Min Kahng adapted the musical from Henry Yoshitaka Kiyama’s graphic novel, “The Four Immigrants Manga: a Japanese Experience in San Francisco, 1904-1924.”
Director Leslie Martinson says the story focuses on the shared experiences of various immigrants who came to America.
“The story of growing up in America as an immigrant is intertwined,” said Martinson. “In this particular case, the story of Japanese immigrants, many of whom went to work in the farms of the central valley, is quite parallel to the Filipino experience.”
Martinson says that the current socio-political climate, particularly around the immigration debate, plays a significant factor in the interpretation of the musical.
Last week, President Trump announced the Reforming American Immigration for Strong Employment Act (RAISE) which aims to cut legal immigration by half from the current level of more than one million green cards granted per year.

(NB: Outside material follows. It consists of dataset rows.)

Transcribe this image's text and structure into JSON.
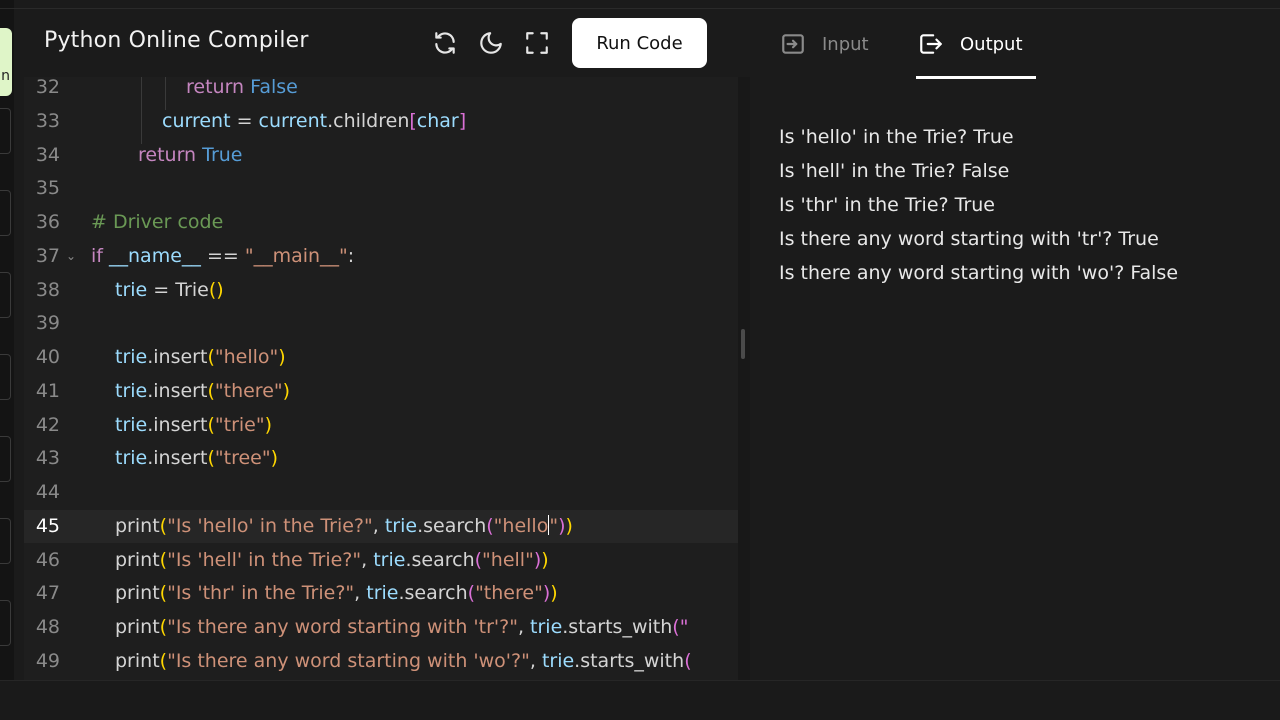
{
  "sidebar": {
    "badge_glyph": "n"
  },
  "header": {
    "title": "Python Online Compiler",
    "icons": [
      "refresh-icon",
      "moon-icon",
      "fullscreen-icon"
    ],
    "run_label": "Run Code"
  },
  "editor": {
    "active_line": "45",
    "lines": [
      {
        "no": "32",
        "t": [
          [
            "kw",
            "return "
          ],
          [
            "const",
            "False"
          ]
        ]
      },
      {
        "no": "33",
        "t": [
          [
            "var",
            "current"
          ],
          [
            "plain",
            " = "
          ],
          [
            "var",
            "current"
          ],
          [
            "plain",
            ".children"
          ],
          [
            "br2",
            "["
          ],
          [
            "var",
            "char"
          ],
          [
            "br2",
            "]"
          ]
        ]
      },
      {
        "no": "34",
        "t": [
          [
            "kw",
            "return "
          ],
          [
            "const",
            "True"
          ]
        ]
      },
      {
        "no": "35",
        "t": []
      },
      {
        "no": "36",
        "t": [
          [
            "com",
            "# Driver code"
          ]
        ]
      },
      {
        "no": "37",
        "t": [
          [
            "kw",
            "if "
          ],
          [
            "var",
            "__name__"
          ],
          [
            "plain",
            " == "
          ],
          [
            "str",
            "\"__main__\""
          ],
          [
            "plain",
            ":"
          ]
        ]
      },
      {
        "no": "38",
        "t": [
          [
            "var",
            "trie"
          ],
          [
            "plain",
            " = "
          ],
          [
            "plain",
            "Trie"
          ],
          [
            "br1",
            "()"
          ]
        ]
      },
      {
        "no": "39",
        "t": []
      },
      {
        "no": "40",
        "t": [
          [
            "var",
            "trie"
          ],
          [
            "plain",
            ".insert"
          ],
          [
            "br1",
            "("
          ],
          [
            "str",
            "\"hello\""
          ],
          [
            "br1",
            ")"
          ]
        ]
      },
      {
        "no": "41",
        "t": [
          [
            "var",
            "trie"
          ],
          [
            "plain",
            ".insert"
          ],
          [
            "br1",
            "("
          ],
          [
            "str",
            "\"there\""
          ],
          [
            "br1",
            ")"
          ]
        ]
      },
      {
        "no": "42",
        "t": [
          [
            "var",
            "trie"
          ],
          [
            "plain",
            ".insert"
          ],
          [
            "br1",
            "("
          ],
          [
            "str",
            "\"trie\""
          ],
          [
            "br1",
            ")"
          ]
        ]
      },
      {
        "no": "43",
        "t": [
          [
            "var",
            "trie"
          ],
          [
            "plain",
            ".insert"
          ],
          [
            "br1",
            "("
          ],
          [
            "str",
            "\"tree\""
          ],
          [
            "br1",
            ")"
          ]
        ]
      },
      {
        "no": "44",
        "t": []
      },
      {
        "no": "45",
        "t": [
          [
            "plain",
            "print"
          ],
          [
            "br1",
            "("
          ],
          [
            "str",
            "\"Is 'hello' in the Trie?\""
          ],
          [
            "plain",
            ", "
          ],
          [
            "var",
            "trie"
          ],
          [
            "plain",
            ".search"
          ],
          [
            "br2",
            "("
          ],
          [
            "str",
            "\"hello"
          ],
          [
            "cursor",
            ""
          ],
          [
            "str",
            "\""
          ],
          [
            "br2",
            ")"
          ],
          [
            "br1",
            ")"
          ]
        ]
      },
      {
        "no": "46",
        "t": [
          [
            "plain",
            "print"
          ],
          [
            "br1",
            "("
          ],
          [
            "str",
            "\"Is 'hell' in the Trie?\""
          ],
          [
            "plain",
            ", "
          ],
          [
            "var",
            "trie"
          ],
          [
            "plain",
            ".search"
          ],
          [
            "br2",
            "("
          ],
          [
            "str",
            "\"hell\""
          ],
          [
            "br2",
            ")"
          ],
          [
            "br1",
            ")"
          ]
        ]
      },
      {
        "no": "47",
        "t": [
          [
            "plain",
            "print"
          ],
          [
            "br1",
            "("
          ],
          [
            "str",
            "\"Is 'thr' in the Trie?\""
          ],
          [
            "plain",
            ", "
          ],
          [
            "var",
            "trie"
          ],
          [
            "plain",
            ".search"
          ],
          [
            "br2",
            "("
          ],
          [
            "str",
            "\"there\""
          ],
          [
            "br2",
            ")"
          ],
          [
            "br1",
            ")"
          ]
        ]
      },
      {
        "no": "48",
        "t": [
          [
            "plain",
            "print"
          ],
          [
            "br1",
            "("
          ],
          [
            "str",
            "\"Is there any word starting with 'tr'?\""
          ],
          [
            "plain",
            ", "
          ],
          [
            "var",
            "trie"
          ],
          [
            "plain",
            ".starts_with"
          ],
          [
            "br2",
            "(\""
          ]
        ]
      },
      {
        "no": "49",
        "t": [
          [
            "plain",
            "print"
          ],
          [
            "br1",
            "("
          ],
          [
            "str",
            "\"Is there any word starting with 'wo'?\""
          ],
          [
            "plain",
            ", "
          ],
          [
            "var",
            "trie"
          ],
          [
            "plain",
            ".starts_with"
          ],
          [
            "br2",
            "("
          ]
        ]
      }
    ]
  },
  "io": {
    "tabs": {
      "input": "Input",
      "output": "Output"
    },
    "active_tab": "Output",
    "output_lines": [
      "Is 'hello' in the Trie? True",
      "Is 'hell' in the Trie? False",
      "Is 'thr' in the Trie? True",
      "Is there any word starting with 'tr'? True",
      "Is there any word starting with 'wo'? False"
    ]
  },
  "colors": {
    "background": "#1b1b1b",
    "editor_bg": "#1e1e1e",
    "keyword": "#c586c0",
    "constant": "#569cd6",
    "variable": "#9cdcfe",
    "string": "#ce9178",
    "comment": "#6a9955",
    "bracket": "#ffd700",
    "run_button": "#ffffff"
  }
}
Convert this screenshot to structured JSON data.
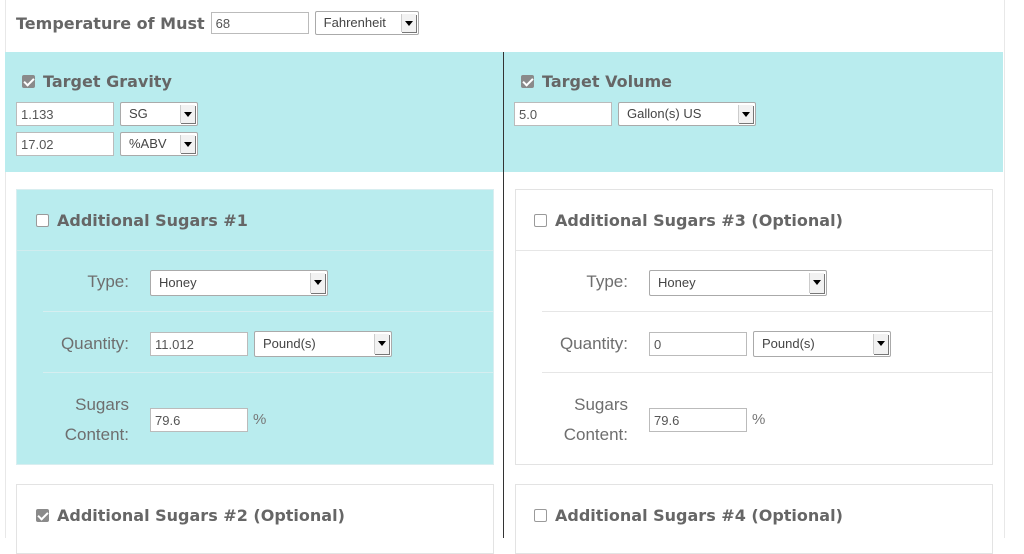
{
  "must": {
    "label": "Temperature of Must",
    "value": "68",
    "unit": "Fahrenheit"
  },
  "target_gravity": {
    "label": "Target Gravity",
    "checked": true,
    "gravity_value": "1.133",
    "gravity_unit": "SG",
    "abv_value": "17.02",
    "abv_unit": "%ABV"
  },
  "target_volume": {
    "label": "Target Volume",
    "checked": true,
    "value": "5.0",
    "unit": "Gallon(s) US"
  },
  "sugars1": {
    "title": "Additional Sugars #1",
    "checked": false,
    "type_label": "Type:",
    "type_value": "Honey",
    "qty_label": "Quantity:",
    "qty_value": "11.012",
    "qty_unit": "Pound(s)",
    "content_label_1": "Sugars",
    "content_label_2": "Content:",
    "content_value": "79.6",
    "pct": "%"
  },
  "sugars3": {
    "title": "Additional Sugars #3 (Optional)",
    "checked": false,
    "type_label": "Type:",
    "type_value": "Honey",
    "qty_label": "Quantity:",
    "qty_value": "0",
    "qty_unit": "Pound(s)",
    "content_label_1": "Sugars",
    "content_label_2": "Content:",
    "content_value": "79.6",
    "pct": "%"
  },
  "sugars2": {
    "title": "Additional Sugars #2 (Optional)",
    "checked": true
  },
  "sugars4": {
    "title": "Additional Sugars #4 (Optional)",
    "checked": false
  }
}
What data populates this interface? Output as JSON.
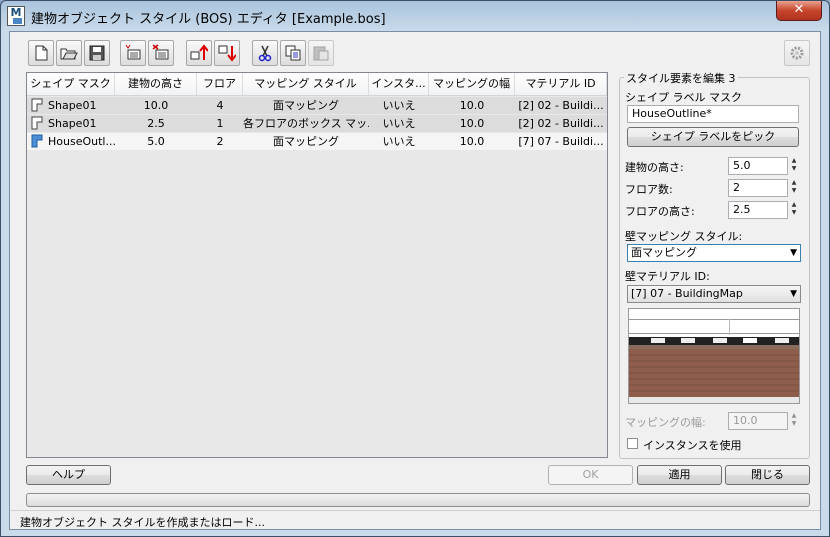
{
  "window": {
    "title": "建物オブジェクト スタイル (BOS) エディタ [Example.bos]",
    "app_icon_text": "M"
  },
  "toolbar": {
    "buttons": [
      "new-icon",
      "open-icon",
      "save-icon",
      "add-style-icon",
      "delete-style-icon",
      "move-up-icon",
      "move-down-icon",
      "cut-icon",
      "copy-icon",
      "paste-icon"
    ],
    "settings": "settings-icon"
  },
  "table": {
    "columns": [
      "シェイプ マスク",
      "建物の高さ",
      "フロア",
      "マッピング スタイル",
      "インスタ...",
      "マッピングの幅",
      "マテリアル ID"
    ],
    "rows": [
      [
        "Shape01",
        "10.0",
        "4",
        "面マッピング",
        "いいえ",
        "10.0",
        "[2] 02 - Buildi..."
      ],
      [
        "Shape01",
        "2.5",
        "1",
        "各フロアのボックス マッ...",
        "いいえ",
        "10.0",
        "[2] 02 - Buildi..."
      ],
      [
        "HouseOutl...",
        "5.0",
        "2",
        "面マッピング",
        "いいえ",
        "10.0",
        "[7] 07 - Buildi..."
      ]
    ]
  },
  "panel": {
    "group_title": "スタイル要素を編集 3",
    "shape_label": "シェイプ ラベル マスク",
    "shape_value": "HouseOutline*",
    "pick_button": "シェイプ ラベルをピック",
    "height_label": "建物の高さ:",
    "height_value": "5.0",
    "floors_label": "フロア数:",
    "floors_value": "2",
    "floor_height_label": "フロアの高さ:",
    "floor_height_value": "2.5",
    "wall_mapping_label": "壁マッピング スタイル:",
    "wall_mapping_value": "面マッピング",
    "wall_material_label": "壁マテリアル ID:",
    "wall_material_value": "[7] 07 - BuildingMap",
    "mapping_width_label": "マッピングの幅:",
    "mapping_width_value": "10.0",
    "instance_label": "インスタンスを使用"
  },
  "buttons": {
    "help": "ヘルプ",
    "ok": "OK",
    "apply": "適用",
    "close": "閉じる"
  },
  "status": "建物オブジェクト スタイルを作成またはロード..."
}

“Part of the doing the play is to enter into a conversation about those issues, and let people reflect on it from their point of views,” said Martinson. “The play is political because all theater is political, and because we are raising important issues.”
Fil-Am actresses Catherine Gloria and Rinabeth Concepcion Apostol say the theater is another form of communicating issues that are unfamiliar for some people.
“Because we take a broader look, and use a broader lens to kind of dissect everything that’s going on, it allows people to really have the time to sit and digest what it is they’re seeing and what it is they’re hearing,” said Apostol.
“A lot of audience members, and a lot of people who have seen the show, and been involved in the show are saying ‘Oh wow, we didn’t really know this story existed,” said Gloria. “And it kind of just branches out to other stories that exist, and other things people go through that we may not know.”